The explainer was created to:

  • Translate complex AI terminology into business-friendly language

  • Compare how different companies and ecosystems define “agents”

  • Reduce confusion for students and professionals entering AI-driven environments

  • Demonstrate clear, structured educational writing made with the support of generative AI

  • Create a reusable asset that other students, colleagues, or leaders can benefit from

This aligns directly with course objective #5: “Create a library of resources to lead others to adopt generative AI in an organization.”


The Workflow

  1. Research: Prompted ChatGPT to "Compare OpenAI AgentKit vs. LangChain for a non-technical audience."

  2. Structuring: Used AI to generate the outline for the 1-page explainer.

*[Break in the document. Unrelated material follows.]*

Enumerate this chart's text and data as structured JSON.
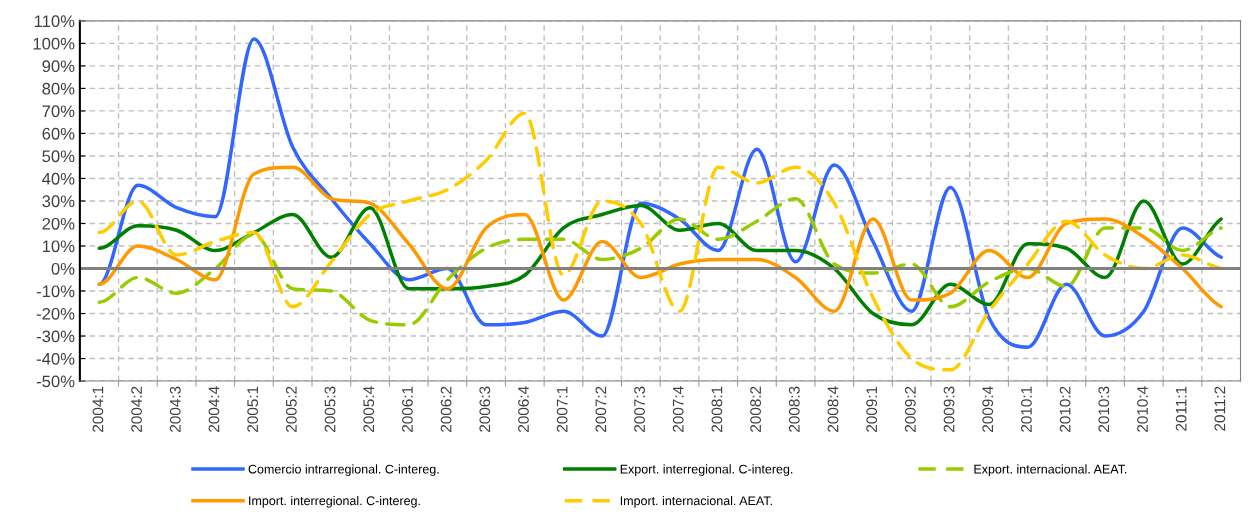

  3. Refinement: Verified the definitions of "autonomous vs. semi-autonomous."

Evidence of Work:


Key Concepts Covered

1. What an AI Agent Actually Is

A core definition based on shared meaning across:

  • academic research

  • software engineering

  • commercial AI platforms

  • workflow automation tools

The explainer establishes that, at the core, an agent is:

“An autonomous or semi-autonomous system that perceives inputs, reasons over them, and takes actions toward goals.”

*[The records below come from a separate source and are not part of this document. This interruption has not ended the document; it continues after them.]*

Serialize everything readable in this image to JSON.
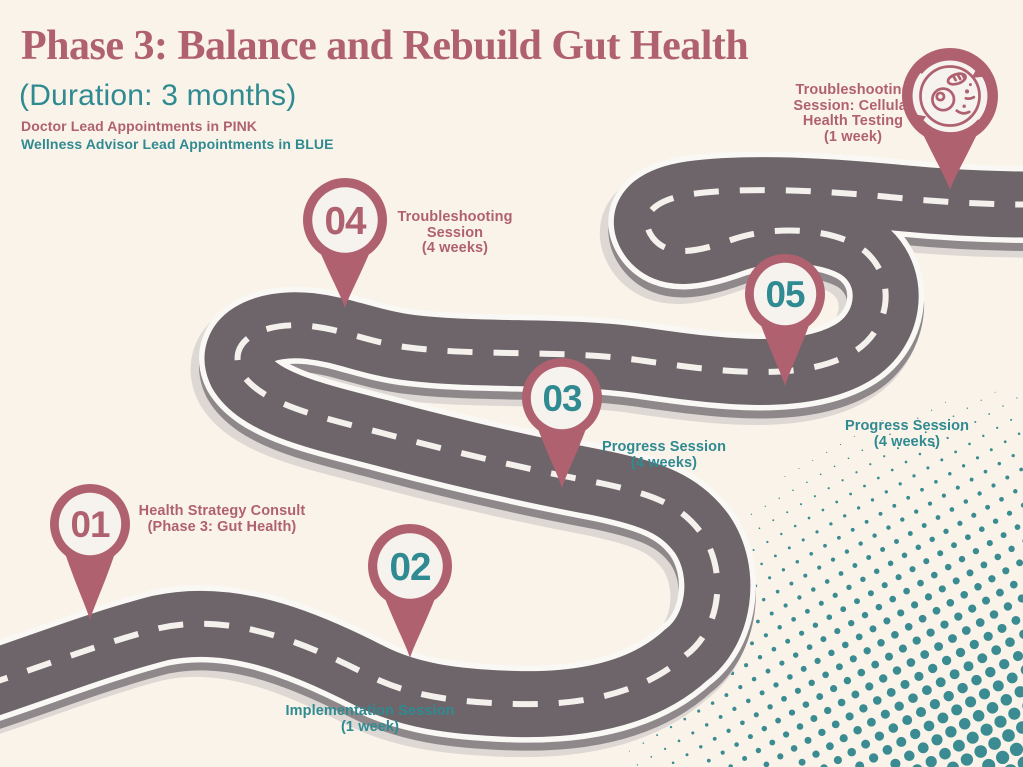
{
  "header": {
    "title": "Phase 3: Balance and Rebuild Gut Health",
    "subtitle": "(Duration: 3 months)",
    "legend": [
      {
        "id": "doctor",
        "text": "Doctor Lead Appointments in PINK"
      },
      {
        "id": "advisor",
        "text": "Wellness Advisor Lead Appointments in BLUE"
      }
    ]
  },
  "milestones": [
    {
      "id": "01",
      "number": "01",
      "lead": "doctor",
      "icon": null,
      "label_lines": [
        "Health Strategy Consult",
        "(Phase 3: Gut Health)"
      ]
    },
    {
      "id": "02",
      "number": "02",
      "lead": "advisor",
      "icon": null,
      "label_lines": [
        "Implementation Session",
        "(1 week)"
      ]
    },
    {
      "id": "03",
      "number": "03",
      "lead": "advisor",
      "icon": null,
      "label_lines": [
        "Progress Session",
        "(4 weeks)"
      ]
    },
    {
      "id": "04",
      "number": "04",
      "lead": "doctor",
      "icon": null,
      "label_lines": [
        "Troubleshooting",
        "Session",
        "(4 weeks)"
      ]
    },
    {
      "id": "05",
      "number": "05",
      "lead": "advisor",
      "icon": null,
      "label_lines": [
        "Progress Session",
        "(4 weeks)"
      ]
    },
    {
      "id": "cellular",
      "number": null,
      "lead": "doctor",
      "icon": "cell-icon",
      "label_lines": [
        "Troubleshooting",
        "Session: Cellular",
        "Health Testing",
        "(1 week)"
      ]
    }
  ],
  "colors": {
    "background": "#faf3e9",
    "pink": "#b06170",
    "teal": "#2f8a91",
    "road": "#6d6569",
    "road_edge": "#faf8f5",
    "road_side": "#8e888b",
    "road_shadow": "#ddd8d4",
    "center_dash": "#f4f1ed",
    "halftone_dots": "#3a8c92",
    "pin_inner": "#f6f3ef"
  }
}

2. Why the Term Is Confusing

Different platforms use “AI agent” to mean different things:

Community
What “Agent” Usually Means

Machine learning

Autonomous decision-makers or reinforcement-learning systems

LLM platforms

Goal-driven chains of reasoning + tool calls

Workflow tools (Zapier, n8n)

Automated task sequences triggered by conditions

Business conversations

“Any automated system that feels smart”

3. Platform Examples

The explainer includes practical comparisons such as:

  • OpenAI AgentKit

  • LangChain agents

  • Anthropic “tool-using” models

  • Zapier / n8n task agents

  • Custom GPTs

These examples help bridge conceptual gaps between theory and actual business tools.


Why This Use Case Matters for Business

Understanding “AI agents” is foundational for:

  • designing automated workflows

  • evaluating AI vendors

  • managing digital transformation

  • communicating effectively with technical teams

  • preventing over-hype or misunderstanding

  • ensuring responsible implementation

Leaders who misunderstand “agents” risk:

  • buying the wrong tools

  • mis-scoping projects

  • misunderstanding autonomy vs. assistance

  • overestimating AI capabilities

  • underestimating governance and safety needs

This explainer helps prevent those mistakes.


How AI Helped Build This Explainer

AI was used to:

  • generate draft structures

  • Compare platform definitions

  • refine table formatting

  • clarify differences in audience expectations

  • elevate tone to a professional, instructional voice

  • Polish sections for clarity and cohesion

The final document represents a human–AI collaboration, where AI handled early drafting and comparison tasks, and human judgment shaped the clarity, structure, and alignment to academic standards.


How This Supports the CIDM 6096 Learning Goals

This use case demonstrates:

  • structured prompting

  • concept synthesis

  • business-ready instructional communication

  • research translation into actionable insight

  • organizational readiness training

  • creation of shareable learning materials

This piece is a strong example of how generative AI can be used not just to answer questions but to produce professional learning assets.